No início desta meditação, Santo Inácio desafia-nos a imaginar um rei humano, querido e respeitado por todos, que convoca o seu povo para a maior aventura que se possa imaginar, partilhando com ele trabalhos e vitórias. Afastando-nos de uma interpretação excessivamente literal deste personagem da meditação, hoje, podemos identificar este rei humano com um homem ou uma mulher que admiremos pelas suas qualidades. Em seguida, a meditação avança e Santo Inácio convida-nos a ir mais longe. Num segundo momento, somos convidados a contemplar o próprio Jesus e a escutar o mesmo discurso vindo da sua boca, acolhendo o convite que Ele dirige a cada um: VEM, SEGUE-ME (Mt 9,9). No entanto, por que motivo devemos responder a este chamamento? Experimentando a proximidade de este Deus que conta com cada um de nós para transformar o mundo, somos chamados a descobrir o quão grandes podem ser os nossos desejos e a experimentar como a nossa missão de educadores inacianos se realiza diariamente em muitas das coisas que já fazemos.
Jesus chama-nos a estar com Ele: a conhecê-lo, a apaixonarmo-nos pela sua maneira de entender a vida e de se relacionar com Deus Pai, a apaixonarmo-nos pela sua Palavra. Este convite é contínuo, não tem fim, e exige que não sejamos surdos ao seu chamamento [EE.EE. 91], mas audazes, prontos e diligentes na resposta.

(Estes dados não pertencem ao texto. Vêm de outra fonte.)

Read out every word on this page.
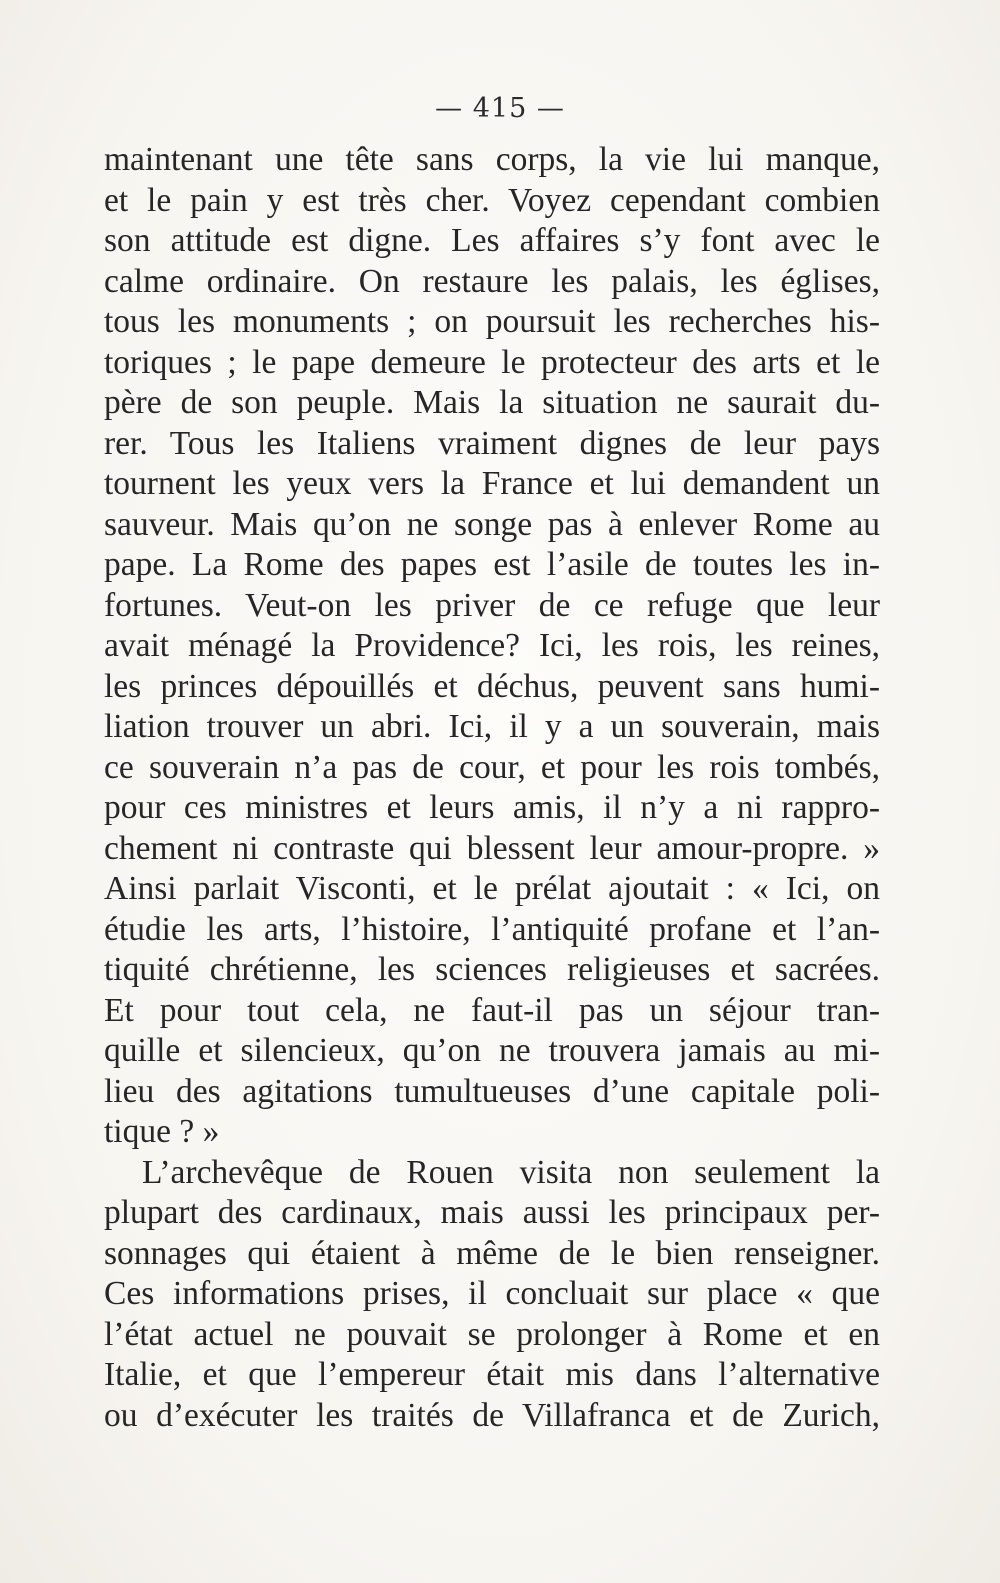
— 415 —
maintenant une tête sans corps, la vie lui manque,
et le pain y est très cher. Voyez cependant combien
son attitude est digne. Les affaires s’y font avec le
calme ordinaire. On restaure les palais, les églises,
tous les monuments ; on poursuit les recherches his-
toriques ; le pape demeure le protecteur des arts et le
père de son peuple. Mais la situation ne saurait du-
rer. Tous les Italiens vraiment dignes de leur pays
tournent les yeux vers la France et lui demandent un
sauveur. Mais qu’on ne songe pas à enlever Rome au
pape. La Rome des papes est l’asile de toutes les in-
fortunes. Veut-on les priver de ce refuge que leur
avait ménagé la Providence? Ici, les rois, les reines,
les princes dépouillés et déchus, peuvent sans humi-
liation trouver un abri. Ici, il y a un souverain, mais
ce souverain n’a pas de cour, et pour les rois tombés,
pour ces ministres et leurs amis, il n’y a ni rappro-
chement ni contraste qui blessent leur amour-propre. »
Ainsi parlait Visconti, et le prélat ajoutait : « Ici, on
étudie les arts, l’histoire, l’antiquité profane et l’an-
tiquité chrétienne, les sciences religieuses et sacrées.
Et pour tout cela, ne faut-il pas un séjour tran-
quille et silencieux, qu’on ne trouvera jamais au mi-
lieu des agitations tumultueuses d’une capitale poli-
tique ? »
L’archevêque de Rouen visita non seulement la
plupart des cardinaux, mais aussi les principaux per-
sonnages qui étaient à même de le bien renseigner.
Ces informations prises, il concluait sur place « que
l’état actuel ne pouvait se prolonger à Rome et en
Italie, et que l’empereur était mis dans l’alternative
ou d’exécuter les traités de Villafranca et de Zurich,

Sem esquecer que fazemos parte de uma comunidade maior, a Igreja, e que este convite de Jesus também se descobre no seu seio (Mt 16, 18), sem esquecer que fazemos parte de um mundo muito maior que os nossos pequenos limites individuais, este ano queremos concentrar-nos no chamamento que Jesus nos dirige. Jesus chama cada um pelo seu nome (Is 43, 1).

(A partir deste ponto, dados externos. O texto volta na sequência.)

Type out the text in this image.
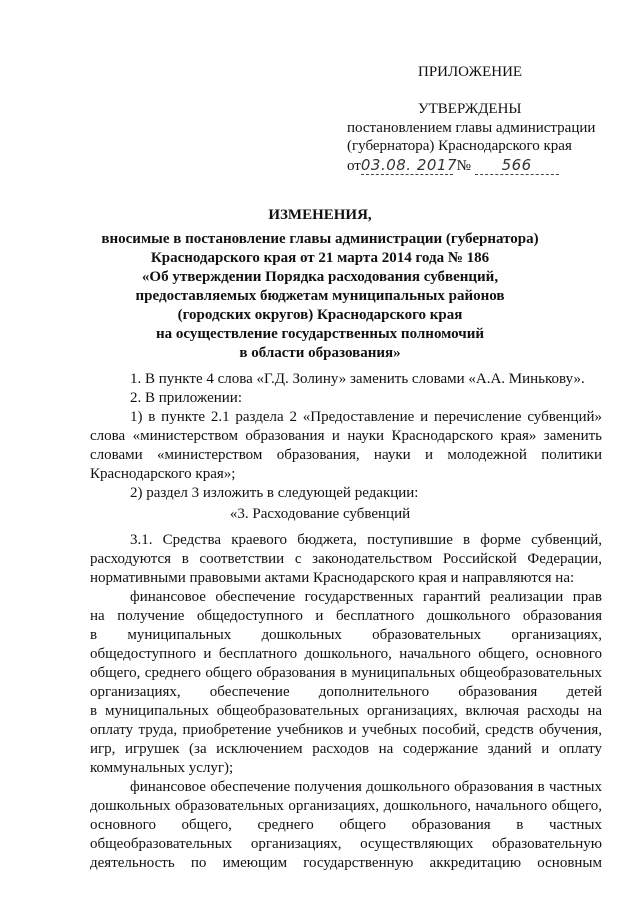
ПРИЛОЖЕНИЕ
УТВЕРЖДЕНЫ
постановлением главы администрации
(губернатора) Краснодарского края
от03.08. 2017 № 566
ИЗМЕНЕНИЯ,
вносимые в постановление главы администрации (губернатора)
Краснодарского края от 21 марта 2014 года № 186
«Об утверждении Порядка расходования субвенций,
предоставляемых бюджетам муниципальных районов
(городских округов) Краснодарского края
на осуществление государственных полномочий
в области образования»
1. В пункте 4 слова «Г.Д. Золину» заменить словами «А.А. Минькову».
2. В приложении:
1) в пункте 2.1 раздела 2 «Предоставление и перечисление субвенций»
слова «министерством образования и науки Краснодарского края» заменить
словами «министерством образования, науки и молодежной политики
Краснодарского края»;
2) раздел 3 изложить в следующей редакции:
«3. Расходование субвенций
3.1. Средства краевого бюджета, поступившие в форме субвенций,
расходуются в соответствии с законодательством Российской Федерации,
нормативными правовыми актами Краснодарского края и направляются на:
финансовое обеспечение государственных гарантий реализации прав
на получение общедоступного и бесплатного дошкольного образования
в муниципальных дошкольных образовательных организациях,
общедоступного и бесплатного дошкольного, начального общего, основного
общего, среднего общего образования в муниципальных общеобразовательных
организациях, обеспечение дополнительного образования детей
в муниципальных общеобразовательных организациях, включая расходы на
оплату труда, приобретение учебников и учебных пособий, средств обучения,
игр, игрушек (за исключением расходов на содержание зданий и оплату
коммунальных услуг);
финансовое обеспечение получения дошкольного образования в частных
дошкольных образовательных организациях, дошкольного, начального общего,
основного общего, среднего общего образования в частных
общеобразовательных организациях, осуществляющих образовательную
деятельность по имеющим государственную аккредитацию основным
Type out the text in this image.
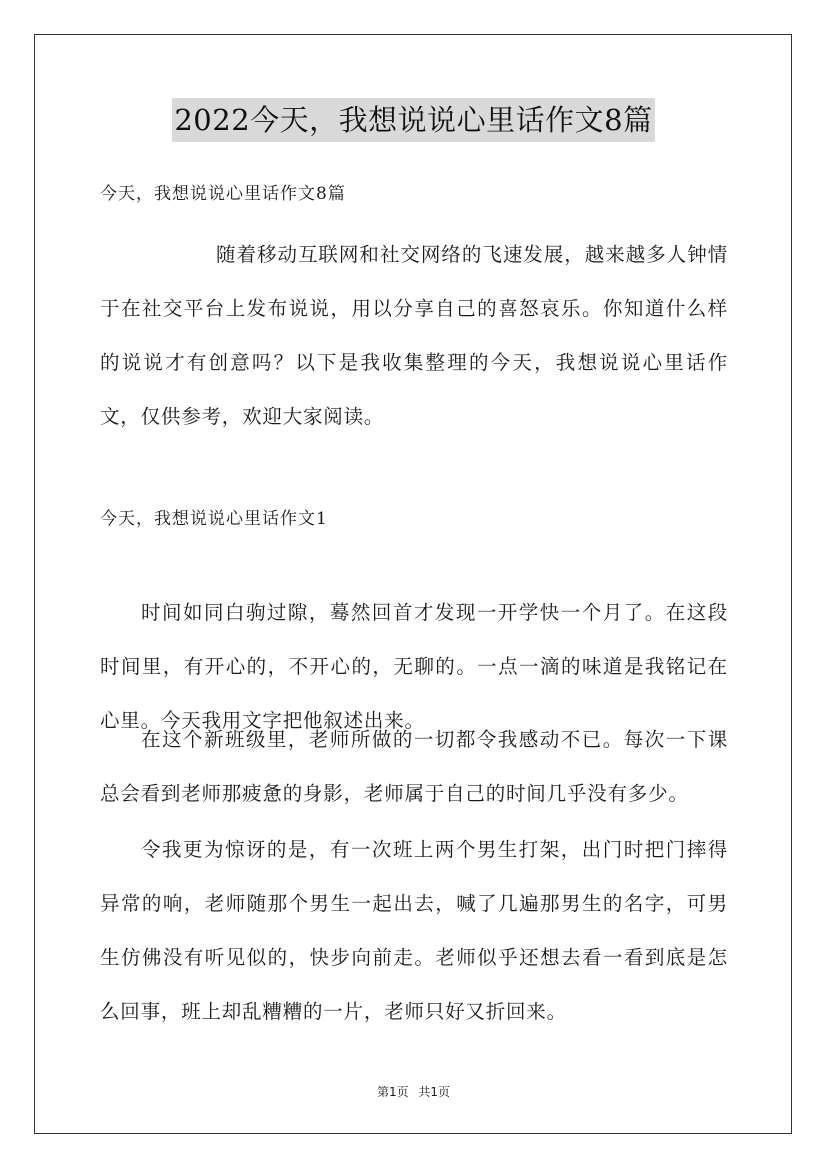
2022今天，我想说说心里话作文8篇
今天，我想说说心里话作文8篇

随着移动互联网和社交网络的飞速发展，越来越多人钟情于在社交平台上发布说说，用以分享自己的喜怒哀乐。你知道什么样的说说才有创意吗？以下是我收集整理的今天，我想说说心里话作文，仅供参考，欢迎大家阅读。

今天，我想说说心里话作文1

时间如同白驹过隙，蓦然回首才发现一开学快一个月了。在这段时间里，有开心的，不开心的，无聊的。一点一滴的味道是我铭记在心里。今天我用文字把他叙述出来。

在这个新班级里，老师所做的一切都令我感动不已。每次一下课总会看到老师那疲惫的身影，老师属于自己的时间几乎没有多少。

令我更为惊讶的是，有一次班上两个男生打架，出门时把门摔得异常的响，老师随那个男生一起出去，喊了几遍那男生的名字，可男生仿佛没有听见似的，快步向前走。老师似乎还想去看一看到底是怎么回事，班上却乱糟糟的一片，老师只好又折回来。

第1页 共1页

Nos dias de hoje, fazemos parte de uma sociedade repleta de estímulos e muitos tipos de chamamentos, convites que, muitas vezes, prometem dar sentido à nossa vida e enchê-la de felicidade, mas que, no fundo, não cumprem o que prometem. São convites que nos fecham sobre os nossos próprios desejos e interesses [EE.EE 189] e que não nascem do Amor.
O chamamento de Jesus nunca surge sozinho é imediatamente acompanhado de um convite claro e vinculativo: SEGUE-ME (Mt 19, 21). Exige de nós uma resposta. Não consiste apenas no conhecimento de Jesus, do seu projeto de vida, da sua forma de ser, mas também implica a descoberta da missão que Jesus tem para cada um. Nas palavras de Santo Inácio, esta missão consiste em conquistar com Ele o mundo inteiro. Mas a quem teremos de derrotar? O inimigo da nossa humanidade, isto é, tudo o que destrói a dignidade da pessoa, tudo o que tenta contaminar e destruir a criação, tudo o que nos afasta da vontade de Deus. Tudo isto são coisas concretas e definidas, são pessoas com nomes, apelidos e histórias.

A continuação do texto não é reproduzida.